Karşılıklılık koşulu
Yasa'nın 7. maddesindeki düzenlemenin Avrupa Birliği uygulamalarıyla da örtüşmediğini kaydeden Sezer, dünya ve Avrupa Birliği sistemleri incelendiğinde, özellikle mühendislik, mimarlık ve şehir plancılığı mesleklerinin uygulaması için akademik ve mesleki yeterlilik, meslek odasına üyelik, dil ve sınav koşulları gibi çeşitli mesleki ölçütler getirildiğini belirtti.
Cumhurbaşkanı Sezer, gerekçesinde şu görüşlere yer verdi:
"Ülkemizde, söz konusu mesleklerin uygulamasına yönelik denetim koşulları oldukça yetersiz iken, yasalarla öngörülen akademik ve mesleki yeterlik arama koşulunun kaldırılmasının ulusal ve mesleki çıkarlara uygun olmadığı açıktır.
Getirilen düzenlemede karşılıklılık koşuluna yer verilmemesi ise üzerinde önemle durulması gereken bir eksikliktir.
Öte yandan, yapılan düzenleme ile 1 yıldan daha kısa süreli projelerde çalıştırılacak yabancı uyruklu meslek mensuplarının durumu, denklik ya da yeterlik incelenmesi sonuçlanmadan görevleri sona ereceğinden, denetim dışında kalacaktır.

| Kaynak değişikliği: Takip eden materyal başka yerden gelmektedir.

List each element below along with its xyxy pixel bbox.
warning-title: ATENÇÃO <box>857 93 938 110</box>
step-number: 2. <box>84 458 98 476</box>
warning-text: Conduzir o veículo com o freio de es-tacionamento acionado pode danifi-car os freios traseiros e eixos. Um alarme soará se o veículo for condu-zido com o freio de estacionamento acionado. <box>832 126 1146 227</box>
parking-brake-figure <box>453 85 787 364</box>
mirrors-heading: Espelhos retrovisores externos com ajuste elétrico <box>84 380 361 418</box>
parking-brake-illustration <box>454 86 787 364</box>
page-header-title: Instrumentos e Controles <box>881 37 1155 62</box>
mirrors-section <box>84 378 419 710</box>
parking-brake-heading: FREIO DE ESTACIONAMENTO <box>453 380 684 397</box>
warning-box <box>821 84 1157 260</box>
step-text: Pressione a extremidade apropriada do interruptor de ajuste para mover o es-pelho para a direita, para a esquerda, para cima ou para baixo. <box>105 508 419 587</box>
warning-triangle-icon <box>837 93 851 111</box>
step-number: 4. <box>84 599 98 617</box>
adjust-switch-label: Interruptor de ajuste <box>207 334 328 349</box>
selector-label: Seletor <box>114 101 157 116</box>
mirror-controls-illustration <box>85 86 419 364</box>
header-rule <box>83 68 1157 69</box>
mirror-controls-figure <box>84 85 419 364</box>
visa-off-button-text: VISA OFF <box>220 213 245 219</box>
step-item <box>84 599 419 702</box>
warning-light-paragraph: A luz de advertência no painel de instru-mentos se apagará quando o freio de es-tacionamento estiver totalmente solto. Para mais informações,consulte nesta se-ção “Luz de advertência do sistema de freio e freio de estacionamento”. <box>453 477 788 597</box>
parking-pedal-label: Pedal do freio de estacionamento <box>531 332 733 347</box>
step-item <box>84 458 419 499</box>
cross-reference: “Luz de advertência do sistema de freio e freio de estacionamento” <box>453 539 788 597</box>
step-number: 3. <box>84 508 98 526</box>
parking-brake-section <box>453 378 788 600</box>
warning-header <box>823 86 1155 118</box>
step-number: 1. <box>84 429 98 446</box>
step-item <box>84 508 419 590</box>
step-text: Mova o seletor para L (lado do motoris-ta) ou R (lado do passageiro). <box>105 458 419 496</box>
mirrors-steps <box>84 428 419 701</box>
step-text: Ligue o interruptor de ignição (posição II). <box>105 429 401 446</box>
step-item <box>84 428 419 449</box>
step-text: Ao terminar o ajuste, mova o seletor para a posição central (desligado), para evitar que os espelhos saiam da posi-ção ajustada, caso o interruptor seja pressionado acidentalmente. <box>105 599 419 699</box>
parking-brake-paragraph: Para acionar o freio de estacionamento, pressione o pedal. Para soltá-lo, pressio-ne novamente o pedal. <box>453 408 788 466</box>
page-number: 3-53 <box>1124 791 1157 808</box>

Bu yönüyle düzenleme, kötüye kullanıma açıktır ve Türk yurttaşı meslek mensupları aleyhine haksız rekabet ortamı yaratacak niteliktedir.
Türkiye Cumhuriyeti yurttaşı pek çok meslek mensubu çalışma olanağı bulamazken, yabancıların Türkiye'de çalışmasını özendirecek kural getirilmesi, ülke ekonomisi, istihdam politikası ve işsizlik sorunu yönünden üzerinde özenle durulması gereken bir başka önemli konudur.
Bu nedenlerle, yapılan düzenleme kamu yararına da uygun düşmemektedir. Düzenlemeyi bu yönden, yurttaşların gönenç, huzur ve mutluluğunu sağlamakla görevlendirilen devlet anlayışıyla bağdaştırmak da güçtür."
Yasa'nın 8. maddesiyle 4817 sayılı Yasa'nın 13. maddesine eklenen fıkra hükmünü de anımsatan Sezer, meslekleri dışında çalıştırılacak yabancı uyrukluların, akademik ve mesleki yeterlilik uygulamasından ayrık tutulduğunu kaydetti.
Sezer, "Yabancı uyrukluların meslekleri dışında çalıştırılmasının özendirilmesi ve bunun işsizlik sorununa olumsuz etkisi göz önünde bulundurulduğunda, yapılan düzenlemenin anayasal kurallara ve kamu yararına uygun düşmediği sonucuna varılmaktadır" dedi.